One idea for which Curtis does take credit is the new life coach on premises once a week for group team building and individual fulfillment coaching. Like Braswell, Curtis saw initial reluctance, but having personally benefited from such resources in the past, gave it a go anyway.

“The first week it was kinda weird like, ‘Hey I don’t want to do that,’ and then a couple guys came out and said, ‘Oh my gosh, that’s incredible,’” he said. “The next week we get a few more. The next week, we have to make a list because so many people want to do it. It’s just a matter of them buying into it and seeing the benefit.”

Start Something Big (Or Small)

Shannon Ledbetter, wellness coordinator for CHI St. Vincent Hot Springs, said a program can start with just one simple activity which, promoted correctly and easily accommodated into hectic schedules, can have far more impact on employees’ wellbeing as offering twice as many options.

“You can start small; I literally went online and keyed in ‘corporate walking clubs,’” she said. “We made changes in the cafeteria. You can have department meetings with a couple of people and discuss ways to be healthier. It can start with little things.”

Ledbetter said relatively simple, low-time-commitment activities like her monthly walking club, which currently boasts 215 participants, or the annual biggest loser weight-loss event, are particularly appealing when people constantly hear about them or work alongside peers who are participating.

“I speak at hospital orientations so right when people are new they hear about all of these programs,” she said. “I have posters and I have a big board outside my office.
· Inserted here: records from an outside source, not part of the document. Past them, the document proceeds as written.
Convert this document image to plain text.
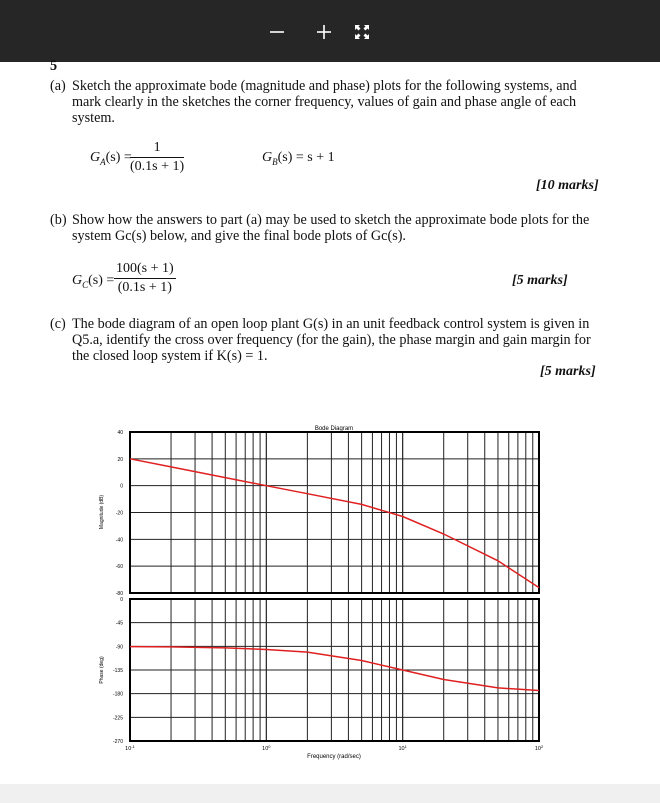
5
(a) Sketch the approximate bode (magnitude and phase) plots for the following systems, and
mark clearly in the sketches the corner frequency, values of gain and phase angle of each
system.
$G_A(s)$ =
$\frac{1}{(0.1s + 1)}$	$G_B(s) = s + 1$
[10 marks]
(b) Show how the answers to part (a) may be used to sketch the approximate bode plots for the
system Gc(s) below, and give the final bode plots of Gc(s).
$G_C(s) = \frac{100(s + 1)}{(0.1s + 1)}$	[5 marks]
(c) The bode diagram of an open loop plant G(s) in an unit feedback control system is given in
Q5.a, identify the cross over frequency (for the gain), the phase margin and gain margin for
the closed loop system if K(s) = 1.
[5 marks]
Bode Diagram
40
20
0
-20
-40
-60
-80
0
-45
-90
-135
-180
-225
-270
$10^{-1}$	$10^0$	$10^1$	$10^2$
Magnitude (dB)
Phase (deg)
Frequency (rad/sec)
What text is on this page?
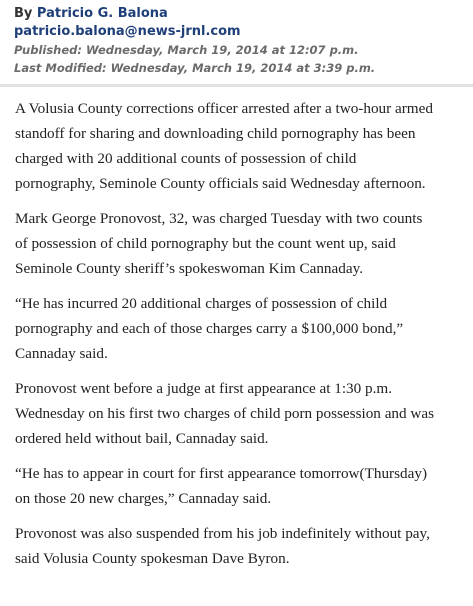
By Patricio G. Balona
patricio.balona@news-jrnl.com
Published: Wednesday, March 19, 2014 at 12:07 p.m.
Last Modified: Wednesday, March 19, 2014 at 3:39 p.m.

A Volusia County corrections officer arrested after a two-hour armed
standoff for sharing and downloading child pornography has been
charged with 20 additional counts of possession of child
pornography, Seminole County officials said Wednesday afternoon.

Mark George Pronovost, 32, was charged Tuesday with two counts
of possession of child pornography but the count went up, said
Seminole County sheriff’s spokeswoman Kim Cannaday.

“He has incurred 20 additional charges of possession of child
pornography and each of those charges carry a $100,000 bond,”
Cannaday said.

Pronovost went before a judge at first appearance at 1:30 p.m.
Wednesday on his first two charges of child porn possession and was
ordered held without bail, Cannaday said.

“He has to appear in court for first appearance tomorrow(Thursday)
on those 20 new charges,” Cannaday said.

Provonost was also suspended from his job indefinitely without pay,
said Volusia County spokesman Dave Byron.
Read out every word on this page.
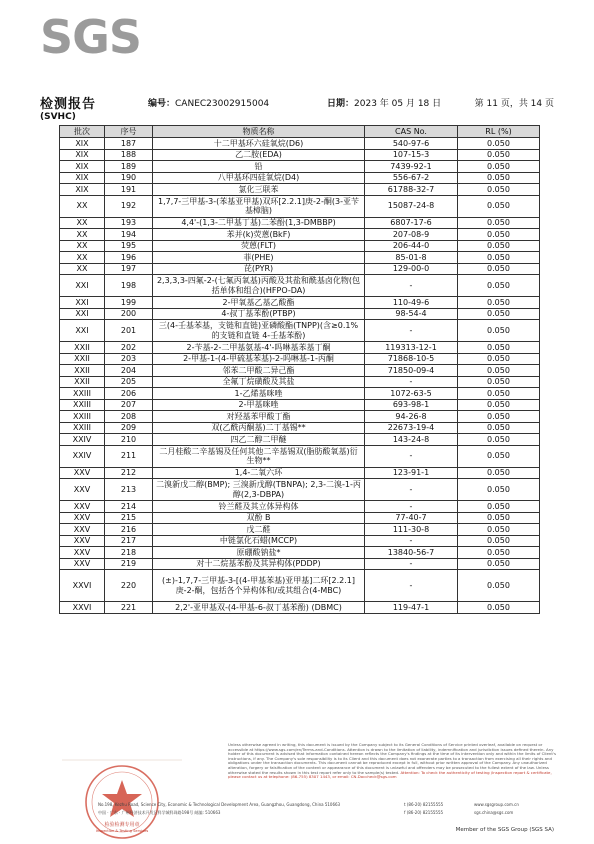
SGS
检测报告	编号：CANEC23002915004	日期：2023 年 05 月 18 日	第 11 页，共 14 页
(SVHC)
批次	序号	物质名称	CAS No.	RL (%)
XIX	187	十二甲基环六硅氧烷(D6)	540-97-6	0.050
XIX	188	乙二胺(EDA)	107-15-3	0.050
XIX	189	铅	7439-92-1	0.050
XIX	190	八甲基环四硅氧烷(D4)	556-67-2	0.050
XIX	191	氯化三联苯	61788-32-7	0.050
XX	192	1,7,7-三甲基-3-(苯基亚甲基)双环[2.2.1]庚-2-酮(3-亚苄基樟脑)	15087-24-8	0.050
XX	193	4,4'-(1,3-二甲基丁基)二苯酚(1,3-DMBBP)	6807-17-6	0.050
XX	194	苯并(k)荧蒽(BkF)	207-08-9	0.050
XX	195	荧蒽(FLT)	206-44-0	0.050
XX	196	菲(PHE)	85-01-8	0.050
XX	197	芘(PYR)	129-00-0	0.050
XXI	198	2,3,3,3-四氟-2-(七氟丙氧基)丙酸及其盐和酰基卤化物(包括单体和组合)(HFPO-DA)	-	0.050
XXI	199	2-甲氧基乙基乙酸酯	110-49-6	0.050
XXI	200	4-叔丁基苯酚(PTBP)	98-54-4	0.050
XXI	201	三(4-壬基苯基，支链和直链)亚磷酸酯(TNPP)(含≥0.1%的支链和直链 4-壬基苯酚)	-	0.050
XXII	202	2-苄基-2-二甲基氨基-4'-吗啉基苯基丁酮	119313-12-1	0.050
XXII	203	2-甲基-1-(4-甲硫基苯基)-2-吗啉基-1-丙酮	71868-10-5	0.050
XXII	204	邻苯二甲酸二异己酯	71850-09-4	0.050
XXII	205	全氟丁烷磺酸及其盐	-	0.050
XXIII	206	1-乙烯基咪唑	1072-63-5	0.050
XXIII	207	2-甲基咪唑	693-98-1	0.050
XXIII	208	对羟基苯甲酸丁酯	94-26-8	0.050
XXIII	209	双(乙酰丙酮基)二丁基锡**	22673-19-4	0.050
XXIV	210	四乙二醇二甲醚	143-24-8	0.050
XXIV	211	二月桂酸二辛基锡及任何其他二辛基锡双(脂肪酸氧基)衍生物**	-	0.050
XXV	212	1,4-二氧六环	123-91-1	0.050
XXV	213	二溴新戊二醇(BMP); 三溴新戊醇(TBNPA); 2,3-二溴-1-丙醇(2,3-DBPA)	-	0.050
XXV	214	铃兰醛及其立体异构体	-	0.050
XXV	215	双酚 B	77-40-7	0.050
XXV	216	戊二醛	111-30-8	0.050
XXV	217	中链氯化石蜡(MCCP)	-	0.050
XXV	218	原硼酸钠盐*	13840-56-7	0.050
XXV	219	对十二烷基苯酚及其异构体(PDDP)	-	0.050
XXVI	220	(±)-1,7,7-三甲基-3-[(4-甲基苯基)亚甲基]二环[2.2.1]庚-2-酮，包括各个异构体和/或其组合(4-MBC)	-	0.050
XXVI	221	2,2'-亚甲基双-(4-甲基-6-叔丁基苯酚) (DBMC)	119-47-1	0.050
检验检测专用章
Inspection & Testing Services
Unless otherwise agreed in writing, this document is issued by the Company subject to its General Conditions of Service printed overleaf, available on request or accessible at https://www.sgs.com/en/Terms-and-Conditions. Attention is drawn to the limitation of liability, indemnification and jurisdiction issues defined therein. Any holder of this document is advised that information contained hereon reflects the Company's findings at the time of its intervention only and within the limits of Client's instructions, if any. The Company's sole responsibility is to its Client and this document does not exonerate parties to a transaction from exercising all their rights and obligations under the transaction documents. This document cannot be reproduced except in full, without prior written approval of the Company. Any unauthorized alteration, forgery or falsification of the content or appearance of this document is unlawful and offenders may be prosecuted to the fullest extent of the law. Unless otherwise stated the results shown in this test report refer only to the sample(s) tested. Attention: To check the authenticity of testing /inspection report & certificate, please contact us at telephone: (86-755) 8307 1443, or email: CN.Doccheck@sgs.com
No.198, Kezhu Road, Science City, Economic & Technological Development Area, Guangzhou, Guangdong, China 510663
中国 · 广东 · 广州经济技术开发区科学城科珠路198号 邮编: 510663
t (86-20) 82155555
f (86-20) 82155555
www.sgsgroup.com.cn
sgs.china@sgs.com
Member of the SGS Group (SGS SA)
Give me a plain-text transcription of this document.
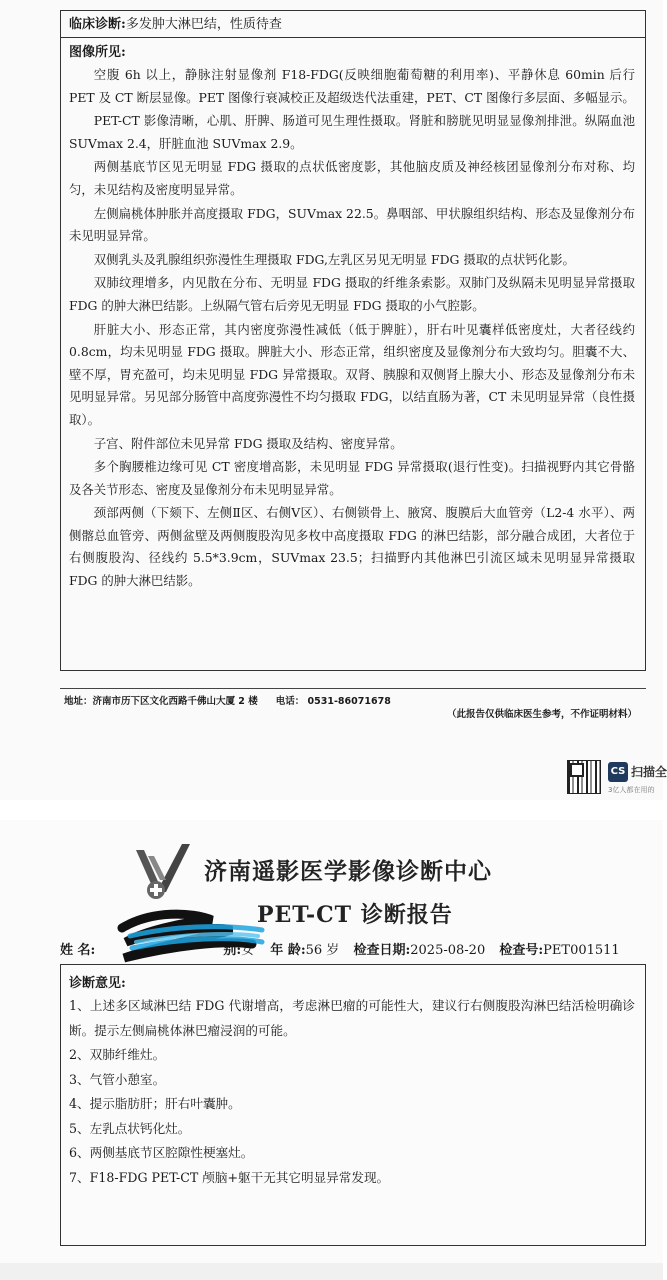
临床诊断:多发肿大淋巴结，性质待查
图像所见:

空腹 6h 以上，静脉注射显像剂 F18-FDG(反映细胞葡萄糖的利用率)、平静休息 60min 后行 PET 及 CT 断层显像。PET 图像行衰减校正及超级迭代法重建，PET、CT 图像行多层面、多幅显示。

PET-CT 影像清晰，心肌、肝脾、肠道可见生理性摄取。肾脏和膀胱见明显显像剂排泄。纵隔血池 SUVmax 2.4，肝脏血池 SUVmax 2.9。

两侧基底节区见无明显 FDG 摄取的点状低密度影，其他脑皮质及神经核团显像剂分布对称、均匀，未见结构及密度明显异常。

左侧扁桃体肿胀并高度摄取 FDG，SUVmax 22.5。鼻咽部、甲状腺组织结构、形态及显像剂分布未见明显异常。

双侧乳头及乳腺组织弥漫性生理摄取 FDG,左乳区另见无明显 FDG 摄取的点状钙化影。

双肺纹理增多，内见散在分布、无明显 FDG 摄取的纤维条索影。双肺门及纵隔未见明显异常摄取 FDG 的肿大淋巴结影。上纵隔气管右后旁见无明显 FDG 摄取的小气腔影。

肝脏大小、形态正常，其内密度弥漫性减低（低于脾脏），肝右叶见囊样低密度灶，大者径线约 0.8cm，均未见明显 FDG 摄取。脾脏大小、形态正常，组织密度及显像剂分布大致均匀。胆囊不大、壁不厚，胃充盈可，均未见明显 FDG 异常摄取。双肾、胰腺和双侧肾上腺大小、形态及显像剂分布未见明显异常。另见部分肠管中高度弥漫性不均匀摄取 FDG，以结直肠为著，CT 未见明显异常（良性摄取）。

子宫、附件部位未见异常 FDG 摄取及结构、密度异常。

多个胸腰椎边缘可见 CT 密度增高影，未见明显 FDG 异常摄取(退行性变)。扫描视野内其它骨骼及各关节形态、密度及显像剂分布未见明显异常。

颈部两侧（下颏下、左侧Ⅱ区、右侧Ⅴ区）、右侧锁骨上、腋窝、腹膜后大血管旁（L2-4 水平）、两侧髂总血管旁、两侧盆壁及两侧腹股沟见多枚中高度摄取 FDG 的淋巴结影，部分融合成团，大者位于右侧腹股沟、径线约 5.5*3.9cm，SUVmax 23.5；扫描野内其他淋巴引流区域未见明显异常摄取 FDG 的肿大淋巴结影。

地址：济南市历下区文化西路千佛山大厦 2 楼 电话： 0531-86071678
（此报告仅供临床医生参考，不作证明材料）
CS 扫描全
3亿人都在用的
济南遥影医学影像诊断中心
PET-CT 诊断报告
姓 名:	别:女 年 龄:56 岁 检查日期:2025-08-20 检查号:PET001511
诊断意见:
1、上述多区域淋巴结 FDG 代谢增高，考虑淋巴瘤的可能性大，建议行右侧腹股沟淋巴结活检明确诊断。提示左侧扁桃体淋巴瘤浸润的可能。
2、双肺纤维灶。
3、气管小憩室。
4、提示脂肪肝；肝右叶囊肿。
5、左乳点状钙化灶。
6、两侧基底节区腔隙性梗塞灶。
7、F18-FDG PET-CT 颅脑+躯干无其它明显异常发现。
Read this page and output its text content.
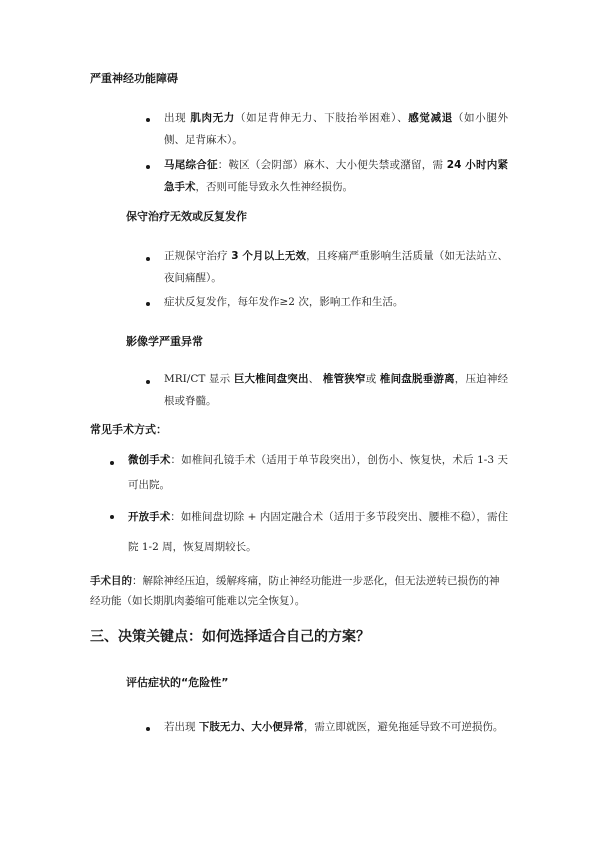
严重神经功能障碍
出现 肌肉无力（如足背伸无力、下肢抬举困难）、感觉减退（如小腿外侧、足背麻木）。
马尾综合征：鞍区（会阴部）麻木、大小便失禁或潴留，需 24 小时内紧急手术，否则可能导致永久性神经损伤。
保守治疗无效或反复发作
正规保守治疗 3 个月以上无效，且疼痛严重影响生活质量（如无法站立、夜间痛醒）。
症状反复发作，每年发作≥2 次，影响工作和生活。
影像学严重异常
MRI/CT 显示 巨大椎间盘突出、 椎管狭窄或 椎间盘脱垂游离，压迫神经根或脊髓。
常见手术方式：
微创手术：如椎间孔镜手术（适用于单节段突出），创伤小、恢复快，术后 1-3 天可出院。
开放手术：如椎间盘切除 + 内固定融合术（适用于多节段突出、腰椎不稳），需住院 1-2 周，恢复周期较长。
手术目的：解除神经压迫，缓解疼痛，防止神经功能进一步恶化，但无法逆转已损伤的神经功能（如长期肌肉萎缩可能难以完全恢复）。
三、决策关键点：如何选择适合自己的方案？
评估症状的“危险性”
若出现 下肢无力、大小便异常，需立即就医，避免拖延导致不可逆损伤。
We have a blog now and I have email for the walking club and use it to keep them motivated.”

Savings aside, wellness programs provide a boost in morale not only for employees, but for the people and departments that put them on and see the positive results.

“We really feel terrific about it,” Cooper said. “We’ve had a lot of really good success stories [at Blue Cross & Blue Shield] where an employee has lost weight or taken our advice and had preventative medical services that discovered something in the early stage that they were able to manage and not have a serious health problem. It’s a good story that makes our employees feel good too — we love it when that happens.”

Local business owners like Gregg Curtis of the Good Earth Garden Center motivate their employees to workout by offering them gym memberships or partial reimbursements for personal memberships.